Randy Montgomery, a former country radio show host, had his treatment for HPV oropharyngeal cancer delayed by several weeks because of an improper denial. His physician recommended protons because the treatment is more precise than traditional radiation and, given the location of his tumor, would minimize damaging side effects, including potential loss of his ability to speak. Throughout his treatment, Randy received conflicting and confusing information from his insurer. He faced nearly $100,000 in medical bills after his insurer initially paid for the treatment and then asked for the money back. It wasn’t until he took his fight public that Blue Cross Blue Shield of Texas backed off.

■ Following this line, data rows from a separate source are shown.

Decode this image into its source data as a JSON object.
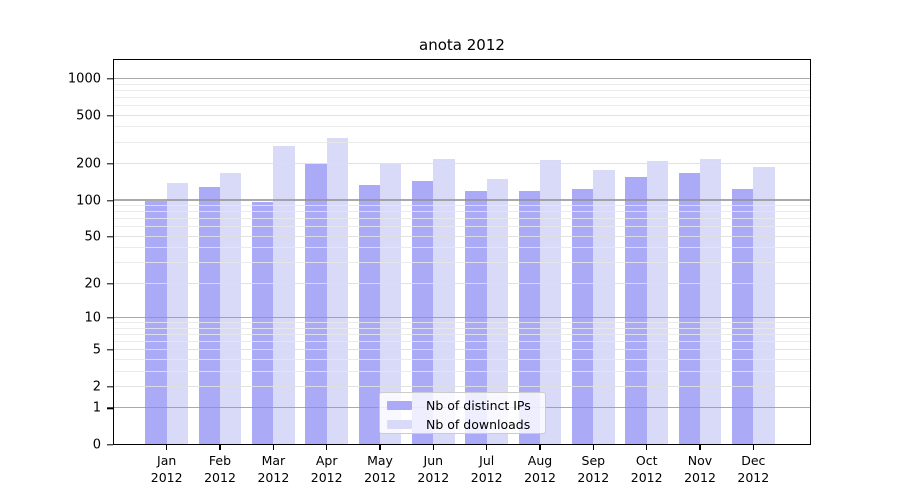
{
  "chart_data": {
    "type": "bar",
    "title": "anota 2012",
    "months": [
      "Jan",
      "Feb",
      "Mar",
      "Apr",
      "May",
      "Jun",
      "Jul",
      "Aug",
      "Sep",
      "Oct",
      "Nov",
      "Dec"
    ],
    "year_label": "2012",
    "series": [
      {
        "name": "Nb of distinct IPs",
        "color": "#aaaaf7",
        "values": [
          100,
          130,
          97,
          200,
          135,
          145,
          120,
          120,
          125,
          155,
          170,
          125
        ]
      },
      {
        "name": "Nb of downloads",
        "color": "#d9d9f8",
        "values": [
          140,
          170,
          280,
          330,
          200,
          220,
          150,
          215,
          180,
          210,
          220,
          190
        ]
      }
    ],
    "y_axis": {
      "scale": "log1p",
      "major_ticks": [
        0,
        1,
        2,
        5,
        10,
        20,
        50,
        100,
        200,
        500,
        1000
      ],
      "decade_gridlines": [
        1,
        10,
        100,
        1000
      ],
      "minor_gridlines": [
        3,
        4,
        6,
        7,
        8,
        9,
        30,
        40,
        60,
        70,
        80,
        90,
        300,
        400,
        600,
        700,
        800,
        900
      ]
    },
    "legend": {
      "position": "lower-center",
      "background": "#ffffff",
      "border_color": "#cccccc"
    },
    "grid": true,
    "bar_colors": {
      "distinct_ips": "#aaaaf7",
      "downloads": "#d9d9f8"
    }
  }
}
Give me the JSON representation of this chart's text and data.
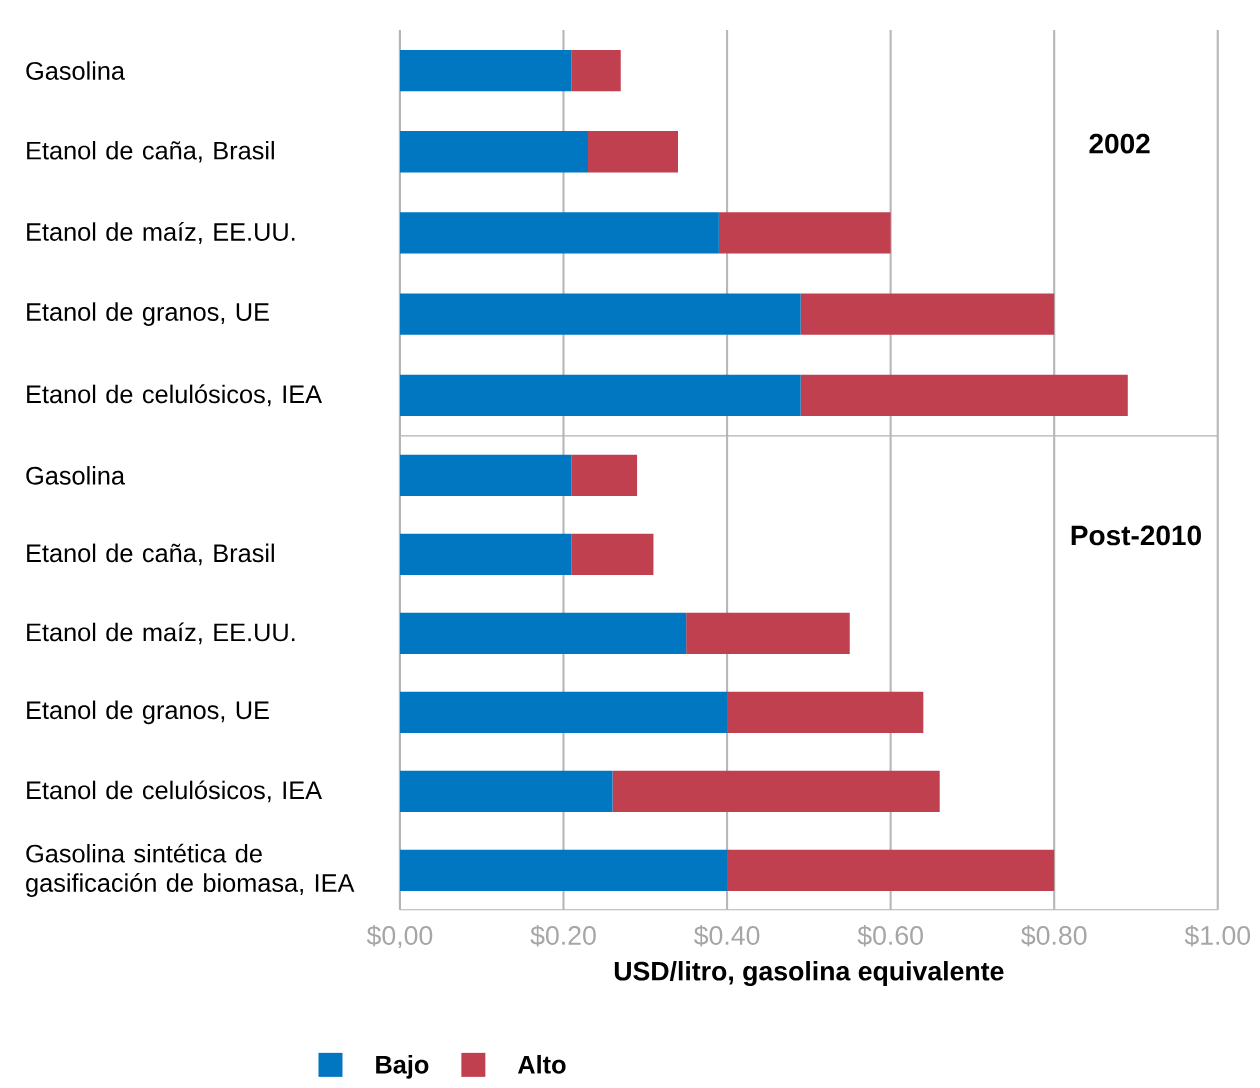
{
  "chart_data": [
    {
      "type": "bar",
      "orientation": "horizontal",
      "stacked": true,
      "grid": "x",
      "tick_labels": "y",
      "categories": [
        "Gasolina",
        "Etanol de caña, Brasil",
        "Etanol de maíz, EE.UU.",
        "Etanol de granos, UE",
        "Etanol de celulósicos, IEA"
      ],
      "series": [
        {
          "color": "#0077c0",
          "values": [
            0.21,
            0.23,
            0.39,
            0.49,
            0.49
          ]
        },
        {
          "color": "#c04050",
          "values": [
            0.06,
            0.11,
            0.21,
            0.31,
            0.4
          ]
        }
      ],
      "xlim": [
        0,
        1
      ],
      "xticks": [
        {
          "value": 0,
          "label": null
        },
        {
          "value": 0.2,
          "label": null
        },
        {
          "value": 0.4,
          "label": null
        },
        {
          "value": 0.6,
          "label": null
        },
        {
          "value": 0.8,
          "label": null
        },
        {
          "value": 1,
          "label": null
        }
      ],
      "annotations": [
        "2002"
      ]
    },
    {
      "type": "bar",
      "orientation": "horizontal",
      "stacked": true,
      "grid": "x",
      "legend": "bottom",
      "categories": [
        "Gasolina",
        "Etanol de caña, Brasil",
        "Etanol de maíz, EE.UU.",
        "Etanol de granos, UE",
        "Etanol de celulósicos, IEA",
        "Gasolina sintética de gasificación de biomasa, IEA"
      ],
      "series": [
        {
          "name": "Bajo",
          "color": "#0077c0",
          "values": [
            0.21,
            0.21,
            0.35,
            0.4,
            0.26,
            0.4
          ]
        },
        {
          "name": "Alto",
          "color": "#c04050",
          "values": [
            0.08,
            0.1,
            0.2,
            0.24,
            0.4,
            0.4
          ]
        }
      ],
      "xlim": [
        0,
        1
      ],
      "xticks": [
        {
          "value": 0,
          "label": "$0,00"
        },
        {
          "value": 0.2,
          "label": "$0.20"
        },
        {
          "value": 0.4,
          "label": "$0.40"
        },
        {
          "value": 0.6,
          "label": "$0.60"
        },
        {
          "value": 0.8,
          "label": "$0.80"
        },
        {
          "value": 1,
          "label": "$1.00"
        }
      ],
      "xlabel": "USD/litro, gasolina equivalente",
      "annotations": [
        "Post-2010"
      ]
    }
  ]
}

For Kim Jones Penepacker, a young trial lawyer, a two-week course of radiation to treat Hodgkin’s Lymphoma turned into a two-month battle for the care she needed. Kim’s physician recommended proton therapy because it would minimize the risk of recurring or secondary cancers, which are a greater risk for young adult cancer patients. Kim enlisted the help of her state legislator, who asked the Texas Department of Insurance to review her case. The state overruled Blue Cross Blue Shield of Texas’ improper denial, but that didn’t lessen Kim’s unnecessary mental and emotional strain.

For every Randy or Kim who takes their fight public, there are countless other Americans who are so focused on fighting their cancer, they are unable to take on their insurer. Voters are demanding better health care, and putting a stop to improper delays and denials that ignore physicians’ expertise and patients’ best interests is an important step. Clear principles for holding insurers accountable, outlined in our Cancer Patients’ Timely Treatment Bill of Rights, are a good place for policymakers to start.

 

Daniel E. Smith is executive director of the Alliance for Proton Therapy Access.